Function of chemokine receptors in T cell-mediated glomerulonephritis

趋化因子受体在 T 细胞介导的肾小球肾炎中的功能

• 批准号: 138669217
• 负责人: Professor Dr. Ulf Panzer
• 金额: --
• 依托单位: III. Medizinische Klinik und Poliklinik (Nephrologie, Rheumatologie - Nierentransplantation - Sektion Endokrinologie/Diabetologie)
• 依托单位国家: 德国
• 项目类别: Clinical Research Units
• 财政年份: 2009
• 资助国家: 德国
• 起止时间: 2008-12-31 至 2015-12-31
• 项目状态: 已结题
• 来源: https://gepris.dfg.de/gepris/projekt/138669217?language=en
• 关键词: Function; chemokine; receptors; cell; mediated

The infiltration of CD4+ T cells into the kidney is a typical finding in human and experimental crescentic glomerulonephritis. We and others have shown that Th1 and Th17 cell-mediated immune responses, in particular, contribute to renal tissue injury, while Tregs could have beneficial properties. The underlying mechanisms of renal T cell subset trafficking and activation are incompletely understood. However, chemokines and chemokine receptors are thought to play a crucial role. In the next funding period, we wish to address the following points: 1. Characterization of the chemokine receptor expression profile of CD4+ T cell subsets and definition of their functional role for T cell trafficking and consecutive kidney damage in a murine model of crescentic glomerulonephritis, with specific focus on the leukocyte subset-specific function of CXCR3. 2. Clarification of the interaction between the renal Th17/IL-17 immune response and the chemokine system. 3. Establishment of fluorescence-based in vivo microscopy techniques for the visualization of renal T cell migration and interaction under homeostatic and inflammatory conditions. 4. Analysis of the expression pattern of target molecules in blood samples and renal biopsies of patients with glomerulonephritis. In summary our studies will result in a better understanding of chemokine/chemokine receptor-regulated T cell trafficking and its role in renal tissue injury. This might facilitate target-specific therapy in human T cell-mediated glomerulonephritis.

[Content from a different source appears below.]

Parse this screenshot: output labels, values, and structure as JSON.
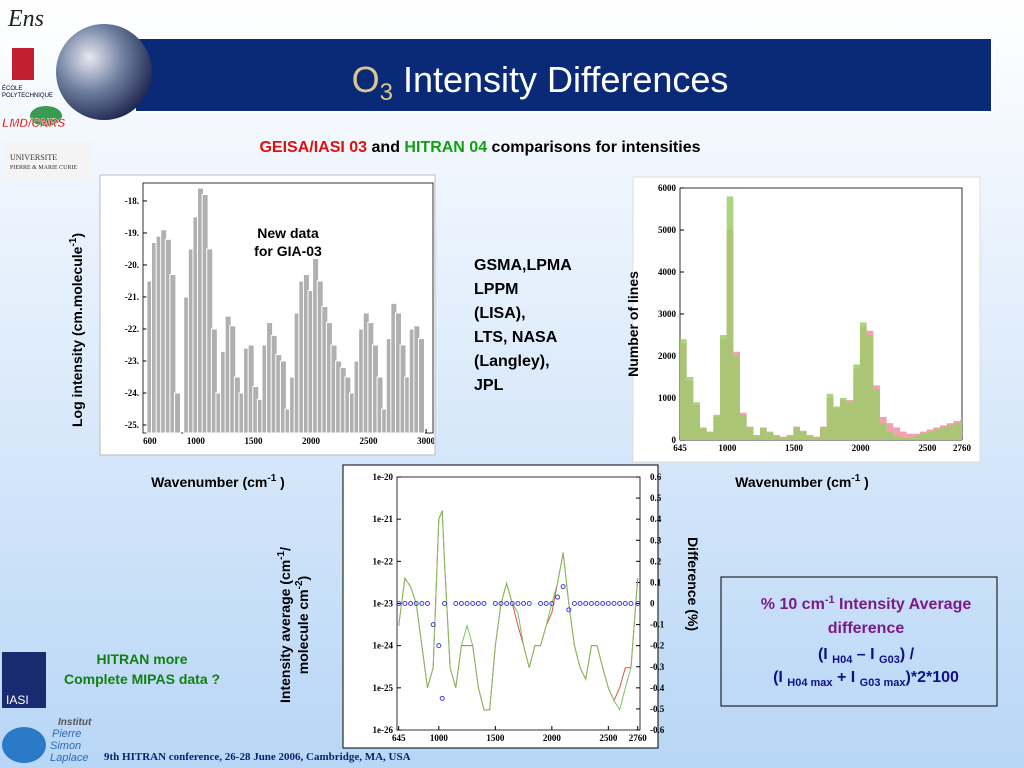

在人类和实验性新月体肾炎中，CD4+T细胞向肾脏的渗透是一个典型的发现。我们和其他人已经证明，Th1和Th17细胞介导的免疫反应尤其有助于肾组织损伤，而Tregs可能具有有益的特性。肾脏T细胞亚群转运和激活的潜在机制尚不完全清楚。然而，趋化因子和趋化因子受体被认为起着关键作用。在下一个资助期，我们希望解决以下几点：1.新月体肾炎小鼠模型中CD4+T细胞亚群趋化因子受体表达谱的特征及其在T细胞转运和连续性肾损害中的作用，特别关注CXCR3的白细胞亚群特异性功能。2.阐明肾脏Th17/IL-17免疫反应与趋化因子系统的相互作用。3.建立以荧光为基础的活体显微技术，用于观察肾脏T细胞在稳态和炎症条件下的迁移和相互作用。4.分析肾小球肾炎患者血和肾活检组织中靶分子的表达模式。总之，我们的研究将有助于更好地了解趋化因子/趋化因子受体调节的T细胞运输及其在肾组织损伤中的作用。这可能有助于靶向性治疗人类T细胞介导的肾小球肾炎。